Thursday morning, Noel’s alarm went off at six AM—an ungodly hour he’d set to have time for last-minute revisions before his advisor meeting.

He reached to silence it and found the space beside him already empty, sheets cool.

Luca was in the kitchen, dressed for his early class, making coffee with mechanical efficiency.

"Morning," Noel said, voice rough.

"Hey." Luca poured two cups without asking. "Big day."

"Yeah."

"You’ll do great."

"You don’t know that."

"I know you. That’s enough."

Noel wanted to believe him. Wanted to feel the confidence Luca seemed to have in him.

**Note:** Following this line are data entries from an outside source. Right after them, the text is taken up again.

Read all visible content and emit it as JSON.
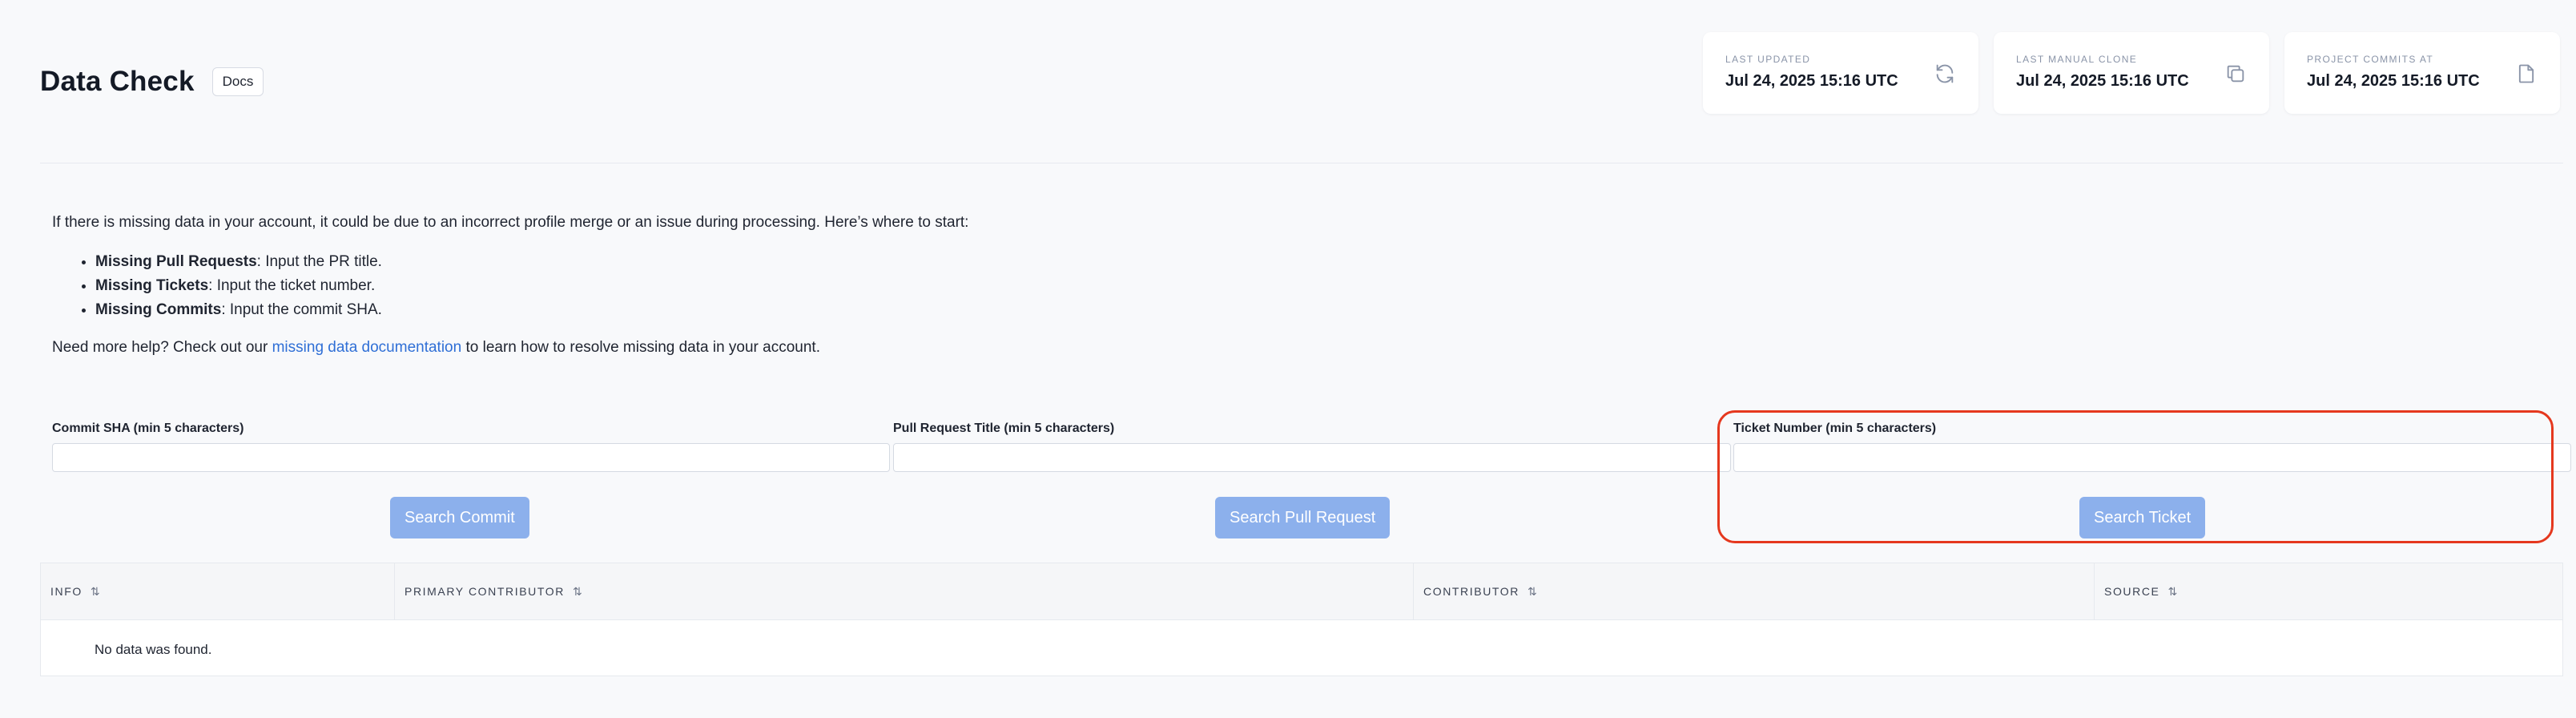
{
  "page": {
    "title": "Data Check",
    "docs_label": "Docs"
  },
  "stats": [
    {
      "label": "LAST UPDATED",
      "value": "Jul 24, 2025 15:16 UTC",
      "icon": "refresh-icon"
    },
    {
      "label": "LAST MANUAL CLONE",
      "value": "Jul 24, 2025 15:16 UTC",
      "icon": "copy-icon"
    },
    {
      "label": "PROJECT COMMITS AT",
      "value": "Jul 24, 2025 15:16 UTC",
      "icon": "document-icon"
    }
  ],
  "intro": {
    "lead": "If there is missing data in your account, it could be due to an incorrect profile merge or an issue during processing. Here’s where to start:",
    "items": [
      {
        "strong": "Missing Pull Requests",
        "rest": ": Input the PR title."
      },
      {
        "strong": "Missing Tickets",
        "rest": ": Input the ticket number."
      },
      {
        "strong": "Missing Commits",
        "rest": ": Input the commit SHA."
      }
    ],
    "help_before": "Need more help? Check out our ",
    "help_link": "missing data documentation",
    "help_after": " to learn how to resolve missing data in your account."
  },
  "search": {
    "commit": {
      "label": "Commit SHA (min 5 characters)",
      "value": "",
      "button": "Search Commit"
    },
    "pull_request": {
      "label": "Pull Request Title (min 5 characters)",
      "value": "",
      "button": "Search Pull Request"
    },
    "ticket": {
      "label": "Ticket Number (min 5 characters)",
      "value": "",
      "button": "Search Ticket"
    }
  },
  "table": {
    "columns": [
      "INFO",
      "PRIMARY CONTRIBUTOR",
      "CONTRIBUTOR",
      "SOURCE"
    ],
    "sort_glyph": "⇅",
    "empty": "No data was found."
  },
  "colors": {
    "accent": "#2f6fd6",
    "button": "#8cb0ec",
    "highlight": "#e5381e"
  }
}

Instead, he just felt hollow, running on empty, the draft he’d somehow finished at three AM still feeling inadequate.

They drank coffee in silence, both too tired for real conversation, both carrying weight they couldn’t quite articulate.

"I have to go," Luca said eventually, rinsing his cup. "Class at eight."

"Okay."

Luca paused at the door. "Hey. Whatever happens in that meeting—you did your best. That counts for something."

"Does it?"

"Yeah. It does."

Then he was gone, and Noel was alone with his anxiety and three hours until his academic future got decided.

The meeting was at ten in Professor Williams’s office—a space Noel had been in dozens of times but today felt foreign, hostile, like walking into judgment.

Professor Williams was already there, Noel’s draft printed out, marked up in red pen that looked like blood.

"Noel. Sit."

He sat, stomach churning.

"I’ve reviewed your draft," Williams said, flipping through pages. "And I have concerns."

Of course she did. Noel had known the moment he submitted it that it wasn’t good enough, that six weeks of research still hadn’t coalesced into anything coherent.

"Your research is thorough," Williams continued. "Your analysis of trade policy is solid. But your thesis—the argument tying it all together—it’s not clear. You’re trying to prove too much, tackle too many angles. The result is scattered."

"I know," Noel said quietly. "I’ve been trying to narrow it, but—"

"But you’re too close to see what needs cutting." Williams pulled out a clean sheet of paper, started sketching something. "Look. Here’s your current structure. See how it branches in six different directions? That’s your problem. You need one strong trunk, maybe two main branches. Not six."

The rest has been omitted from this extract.